Researchers analysed data from more than 13 600 US adults between 1992 and 2008, and examined 57 social and behavioural factors among those who died between 2008 and 2014.

The 10 factors most closely linked with dying were: being a current smoker; history of divorce; history of alcohol abuse; recent financial difficulties; history of unemployment; past smoking; lower life satisfaction; never being married; history of food stamps, and negative affectivity.

"It shows that a life span approach is needed to really understand health and mortality," said lead author Eli Puterman, an assistant professor of kinesiology at the University of British Columbia (UBC) in Vancouver. He co-authored the study with researchers from Johns Hopkins University, the University of Pennsylvania, the University of California, San Francisco, and Stanford University.

Negative affectivity

Puterman noted, for example, that he and his colleagues looked at a 16-year history of unemployment, not just whether people were currently out of work.

"It's more than just a one-time snapshot in people's lives, where something might be missed because it did not occur," Puterman explained in a UBC news release. "Our approach provides a look at potential long-term impacts through a life span lens."

Life expectancy in the United States has stagnated for three decades compared with other industrialised countries, but the reasons aren't clear.

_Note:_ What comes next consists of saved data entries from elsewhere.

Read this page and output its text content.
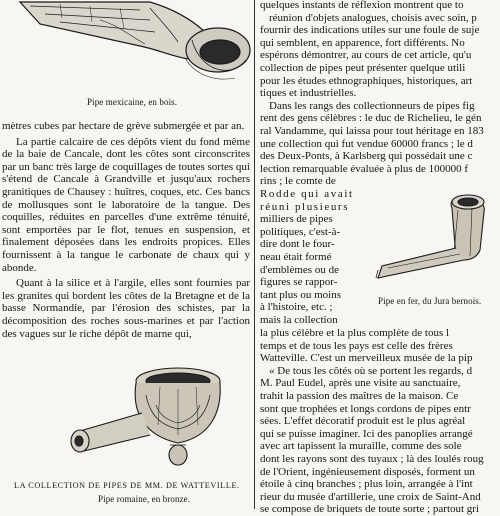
Pipe mexicaine, en bois.

mètres cubes par hectare de grève submergée et par an.

La partie calcaire de ces dépôts vient du fond même de la baie de Cancale, dont les côtes sont circonscrites par un banc très large de coquillages de toutes sortes qui s'étend de Cancale à Grandville et jusqu'aux rochers granitiques de Chausey : huîtres, coques, etc. Ces bancs de mollusques sont le laboratoire de la tangue. Des coquilles, réduites en parcelles d'une extrême ténuité, sont emportées par le flot, tenues en suspension, et finalement déposées dans les endroits propices. Elles fournissent à la tangue le carbonate de chaux qui y abonde.

Quant à la silice et à l'argile, elles sont fournies par les granites qui bordent les côtes de la Bretagne et de la basse Normandie, par l'érosion des schistes, par la décomposition des roches sous-marines et par l'action des vagues sur le riche dépôt de marne qui,

LA COLLECTION DE PIPES DE MM. DE WATTEVILLE.
Pipe romaine, en bronze.
quelques instants de réflexion montrent que to
réunion d'objets analogues, choisis avec soin, p
fournir des indications utiles sur une foule de suje
qui semblent, en apparence, fort différents. No
espérons démontrer, au cours de cet article, qu'u
collection de pipes peut présenter quelque utili
pour les études ethnographiques, historiques, art
tiques et industrielles.
Dans les rangs des collectionneurs de pipes fig
rent des gens célèbres : le duc de Richelieu, le gén
ral Vandamme, qui laissa pour tout héritage en 183
une collection qui fut vendue 60000 francs ; le d
des Deux-Ponts, à Karlsberg qui possédait une c
lection remarquable évaluée à plus de 100000 f
rins ; le comte de
Rodde qui avait
réuni plusieurs
milliers de pipes
politiques, c'est-à-
dire dont le four-
neau était formé
d'emblèmes ou de
figures se rappor-
tant plus ou moins
à l'histoire, etc. ;
mais la collection
Pipe en fer, du Jura bernois.
la plus célèbre et la plus complète de tous l
temps et de tous les pays est celle des frères
Watteville. C'est un merveilleux musée de la pip
« De tous les côtés où se portent les regards, d
M. Paul Eudel, après une visite au sanctuaire,
trahit la passion des maîtres de la maison. Ce
sont que trophées et longs cordons de pipes entr
sées. L'effet décoratif produit est le plus agréal
qui se puisse imaginer. Ici des panoplies arrangé
avec art tapissent la muraille, comme des sole
dont les rayons sont des tuyaux ; là des loulés roug
de l'Orient, ingénieusement disposés, forment un
étoile à cinq branches ; plus loin, arrangée à l'int
rieur du musée d'artillerie, une croix de Saint-And
se compose de briquets de toute sorte ; partout gri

Biological factors and medical conditions are known to be major contributors to death risk, so the authors focused instead on social, psychological, economic, and behavioural factors.

"If we're going to put money and effort into interventions or policy changes, these areas could potentially provide the greatest return on that investment," Puterman said.

Identifying a factor such as negative affectivity – the idea that you tend to see and feel more negative things in life – suggests that new and targeted interventions may be needed, he said.

The findings were published in June in the Proceedings of the National Academy of Sciences.